Building Custom R Models in Azure Machine Learning Studio
A Step-By-Step Tutorial
A Step-By-Step Tutorial
Azure Machine Learning Studio has a couple dozen built-in machine learning algorithms. But what if you need an algorithm that is not there? What if you want to customize certain algorithms? Azure can use any R or Python based machine learning package and associated algorithms! It’s called the “create model” module. With it, you can leverage the entire open-sourced R and Python communities.
The Bike Sharing dataset is a great data set for exploring Azure ML’s new R-script and R-model modules. The R-script allows for easy feature engineering from date-times and the R-model module lets us take advantage of R’s randomForest library. The data can be obtained from Kaggle; this tutorial specifically uses their “train” dataset.
The Bike Sharing dataset has 10,886 observations, each one pertaining to a specific hour from the first 19 days of each month from 2011 to 2012. The dataset consists of 11 columns that record information about bike rentals: date-time, season, working day, weather, temp, “feels like” temp, humidity, windspeed, casual rentals, registered rentals, and total rentals.
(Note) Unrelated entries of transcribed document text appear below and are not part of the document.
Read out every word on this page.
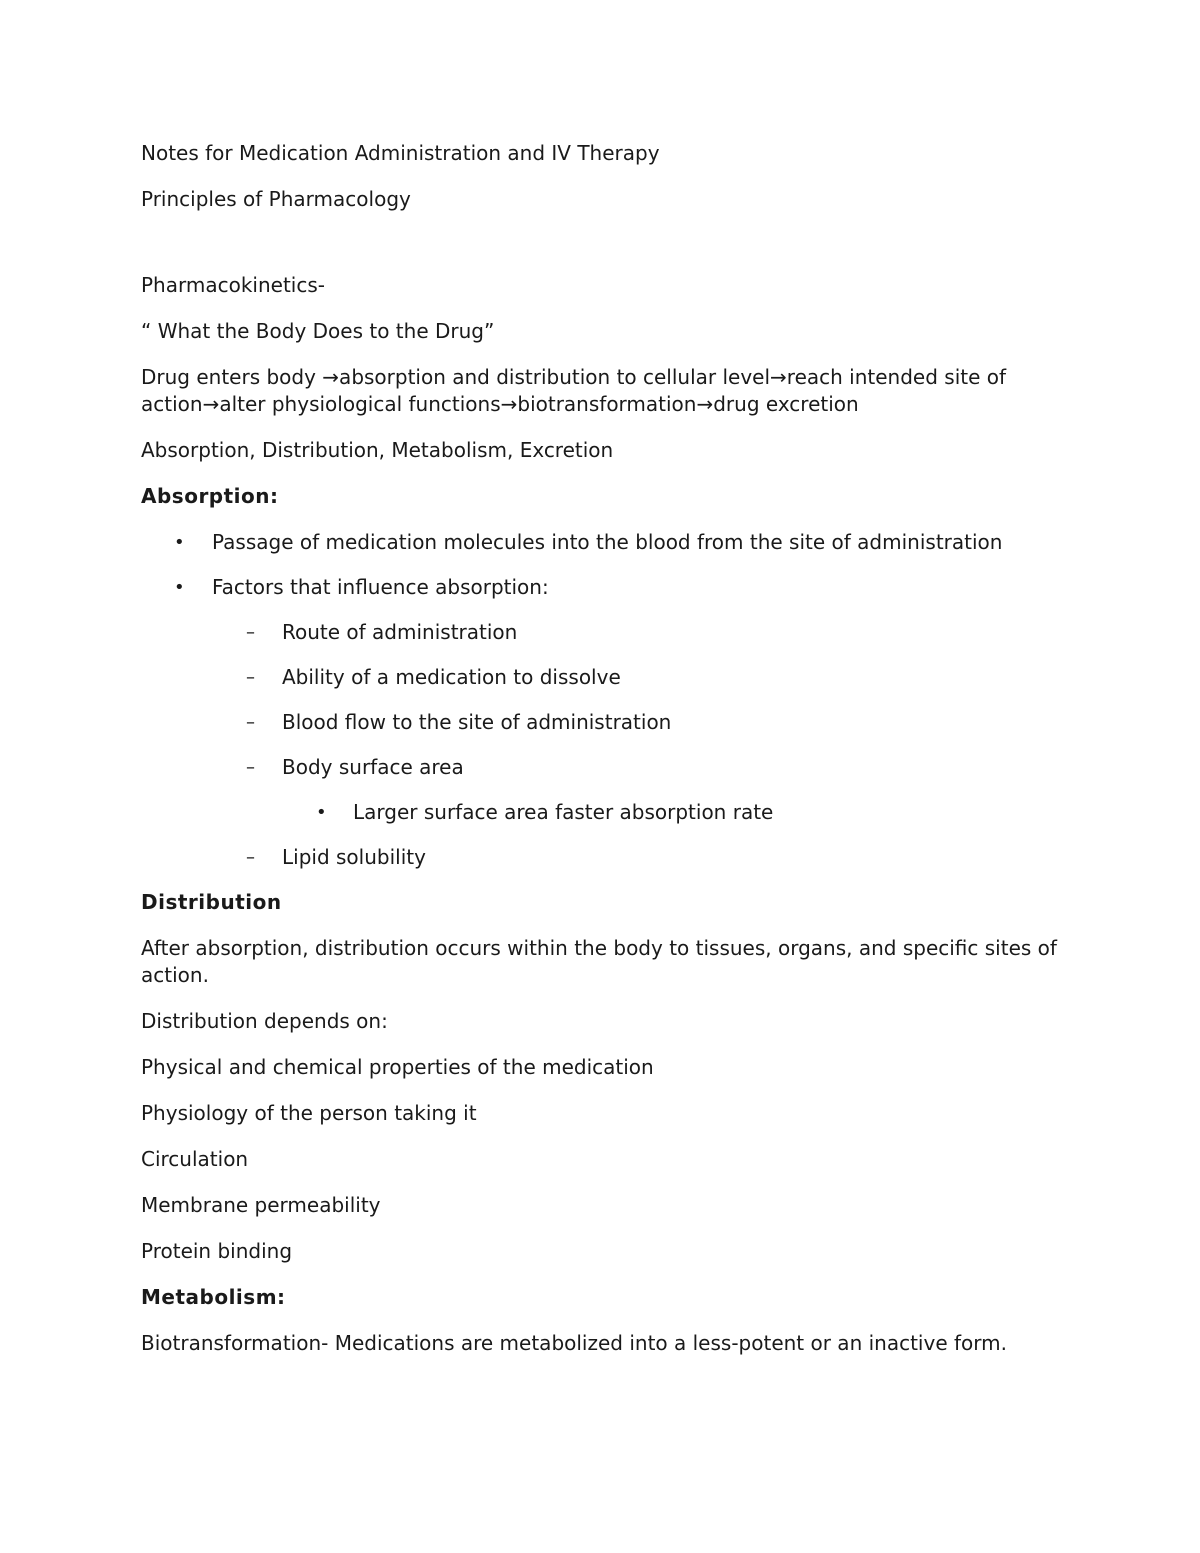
Notes for Medication Administration and IV Therapy
Principles of Pharmacology
Pharmacokinetics-
“ What the Body Does to the Drug”
Drug enters body →absorption and distribution to cellular level→reach intended site of action→alter physiological functions→biotransformation→drug excretion
Absorption, Distribution, Metabolism, Excretion
Absorption:
• Passage of medication molecules into the blood from the site of administration
• Factors that influence absorption:
– Route of administration
– Ability of a medication to dissolve
– Blood flow to the site of administration
– Body surface area
• Larger surface area faster absorption rate
– Lipid solubility
Distribution
After absorption, distribution occurs within the body to tissues, organs, and specific sites of action.
Distribution depends on:
Physical and chemical properties of the medication
Physiology of the person taking it
Circulation
Membrane permeability
Protein binding
Metabolism:
Biotransformation- Medications are metabolized into a less-potent or an inactive form.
There is an untapped wealth of prediction power hidden in the “datetime” column. However, it needs to be converted from its current form. Conveniently, Azure ML has a module for running R scripts, which can take advantage of R’s built-in functionality for extracting features from the date-time data.
This dataset only has one observation where weather = 4. Since this is a categorical variable, R will result in an error if it ends up in the test data split. This is because R expects the number of levels for each categorical variable to equal the number of levels found in the training data split. Therefore, it must be removed.
Before creating our random forest, we must identify columns that add little-to-no value for predictive modeling. These columns will be dropped.
Since we are predicting total count, the registered bike rental and casual bike rental columns must be dropped. Together, these values add up to total count, which would lead to a successful but uninformative model because the values would simply be summed to see the total count. One could train separate models to predict casual and registered bike rentals independently. Azure ML would make it very easy to include these models in our experiment after creating one for total count.
The third candidate for removal is the datetime column. Each observation has a unique date-time, so this column with just add noise to our model, especially since we extracted all the useful information (day of week, time of day etc.)
Now that the dropped columns have been chosen, drag in the “Project Columns” module to drop datetime, casual, and registered. Launch the column selector and select “All columns” from the dropdown next to “Begin With”. Change “Include” to “Exclude using the dropdown and then select the columns we are dropping.